Stephen Doughty, the party's frontbench spokesman for Africa and International Development, is seen as a rising star in Sir Keir Starmer's Shadow Cabinet

Stephen Doughty, the party’s frontbench spokesman for Africa and International Development, is seen as a rising star in Sir Keir Starmer’s Shadow Cabinet

‘I really felt as if he sympathised and wanted to help me. We always talked a lot about the local party and he seemed to value my opinion. He seemed to trust me and confided in me really personal things about his life.’

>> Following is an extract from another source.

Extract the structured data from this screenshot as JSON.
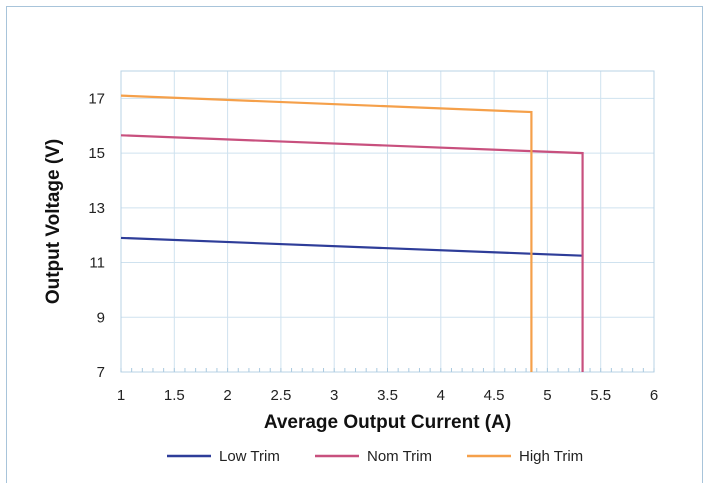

By 2019, however, Mr Long says he began to doubt the level of help with his housing issues that Mr Doughty was actually providing.

He submitted a ‘Subject Access Request’ to Mr Doughty’s office to obtain all the correspondence relating to his case and was disappointed by the reply. ‘I just feel really disappointed and let down – and worst of all I am still trapped in this block of flats,’ he said.

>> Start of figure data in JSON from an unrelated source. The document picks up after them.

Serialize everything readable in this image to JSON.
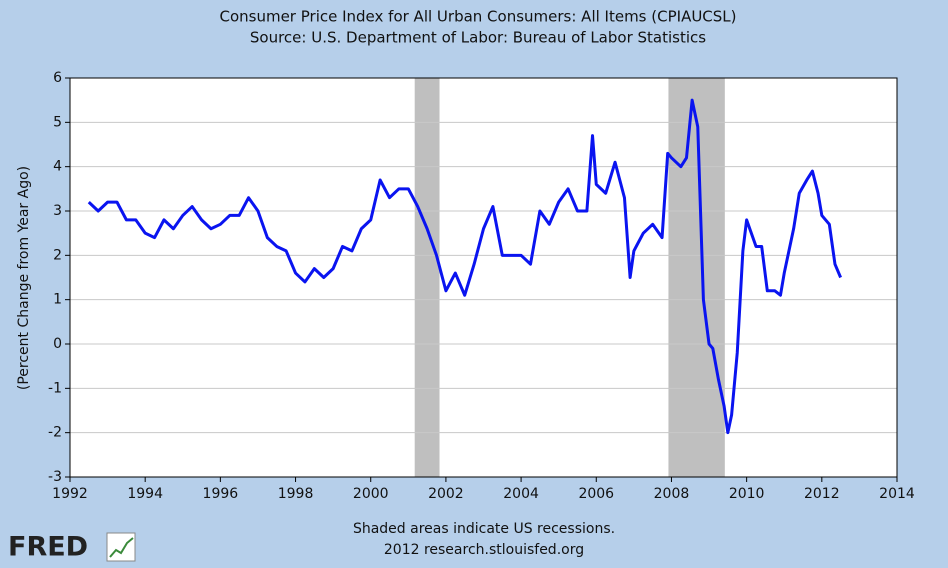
{
  "chart_data": {
    "type": "line",
    "title": "Consumer Price Index for All Urban Consumers: All Items (CPIAUCSL)",
    "subtitle": "Source: U.S. Department of Labor: Bureau of Labor Statistics",
    "y_label": "(Percent Change from Year Ago)",
    "note": "Shaded areas indicate US recessions.",
    "credit": "2012 research.stlouisfed.org",
    "logo": "FRED",
    "xlim": [
      1992,
      2014
    ],
    "xticks": [
      1992,
      1994,
      1996,
      1998,
      2000,
      2002,
      2004,
      2006,
      2008,
      2010,
      2012,
      2014
    ],
    "ylim": [
      -3,
      6
    ],
    "yticks": [
      -3,
      -2,
      -1,
      0,
      1,
      2,
      3,
      4,
      5,
      6
    ],
    "grid": true,
    "recession_color": "#bfbfbf",
    "recessions": [
      [
        2001.17,
        2001.83
      ],
      [
        2007.92,
        2009.42
      ]
    ],
    "series": [
      {
        "name": "CPIAUCSL",
        "color": "#0a14f0",
        "x": [
          1992.5,
          1992.75,
          1993.0,
          1993.25,
          1993.5,
          1993.75,
          1994.0,
          1994.25,
          1994.5,
          1994.75,
          1995.0,
          1995.25,
          1995.5,
          1995.75,
          1996.0,
          1996.25,
          1996.5,
          1996.75,
          1997.0,
          1997.25,
          1997.5,
          1997.75,
          1998.0,
          1998.25,
          1998.5,
          1998.75,
          1999.0,
          1999.25,
          1999.5,
          1999.75,
          2000.0,
          2000.25,
          2000.5,
          2000.75,
          2001.0,
          2001.25,
          2001.5,
          2001.75,
          2002.0,
          2002.25,
          2002.5,
          2002.75,
          2003.0,
          2003.25,
          2003.5,
          2003.75,
          2004.0,
          2004.25,
          2004.5,
          2004.75,
          2005.0,
          2005.25,
          2005.5,
          2005.75,
          2005.9,
          2006.0,
          2006.25,
          2006.5,
          2006.75,
          2006.9,
          2007.0,
          2007.25,
          2007.5,
          2007.75,
          2007.9,
          2008.0,
          2008.25,
          2008.4,
          2008.55,
          2008.7,
          2008.85,
          2009.0,
          2009.1,
          2009.25,
          2009.4,
          2009.5,
          2009.6,
          2009.75,
          2009.9,
          2010.0,
          2010.25,
          2010.4,
          2010.55,
          2010.75,
          2010.9,
          2011.0,
          2011.25,
          2011.4,
          2011.6,
          2011.75,
          2011.9,
          2012.0,
          2012.2,
          2012.35,
          2012.5
        ],
        "values": [
          3.2,
          3.0,
          3.2,
          3.2,
          2.8,
          2.8,
          2.5,
          2.4,
          2.8,
          2.6,
          2.9,
          3.1,
          2.8,
          2.6,
          2.7,
          2.9,
          2.9,
          3.3,
          3.0,
          2.4,
          2.2,
          2.1,
          1.6,
          1.4,
          1.7,
          1.5,
          1.7,
          2.2,
          2.1,
          2.6,
          2.8,
          3.7,
          3.3,
          3.5,
          3.5,
          3.1,
          2.6,
          2.0,
          1.2,
          1.6,
          1.1,
          1.8,
          2.6,
          3.1,
          2.0,
          2.0,
          2.0,
          1.8,
          3.0,
          2.7,
          3.2,
          3.5,
          3.0,
          3.0,
          4.7,
          3.6,
          3.4,
          4.1,
          3.3,
          1.5,
          2.1,
          2.5,
          2.7,
          2.4,
          4.3,
          4.2,
          4.0,
          4.2,
          5.5,
          4.9,
          1.0,
          0.0,
          -0.1,
          -0.8,
          -1.4,
          -2.0,
          -1.6,
          -0.2,
          2.1,
          2.8,
          2.2,
          2.2,
          1.2,
          1.2,
          1.1,
          1.6,
          2.6,
          3.4,
          3.7,
          3.9,
          3.4,
          2.9,
          2.7,
          1.8,
          1.5
        ]
      }
    ]
  }
}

Mr Doughty’s spokesman last night insisted that the MP and his team ‘have spent a considerable amount of time assisting him, as they would do any other constituent, to the best of their abilities’.

Mr Long, 62, who has not seen the MP since 2019, said: ‘I feel completely let down. All those years, I thought I was helping Stephen and Stephen was helping me. Now I know it was all lies.’

Mr Doughty was elected to Westminster in 2012 and has been the shadow international aid spokesman since April last year. In 2017, as his friendship with Mr Long was deepening, he praised local police for cracking down on drug deals in Butetown – ironically the area of Cardiff where they would meet for coffee.

At the time Mr Doughty encouraged people to raise the alarm about drug misuse. ‘If anybody is aware or suspects any activity relating to drugs, however small, I urge you to call the police,’ he said.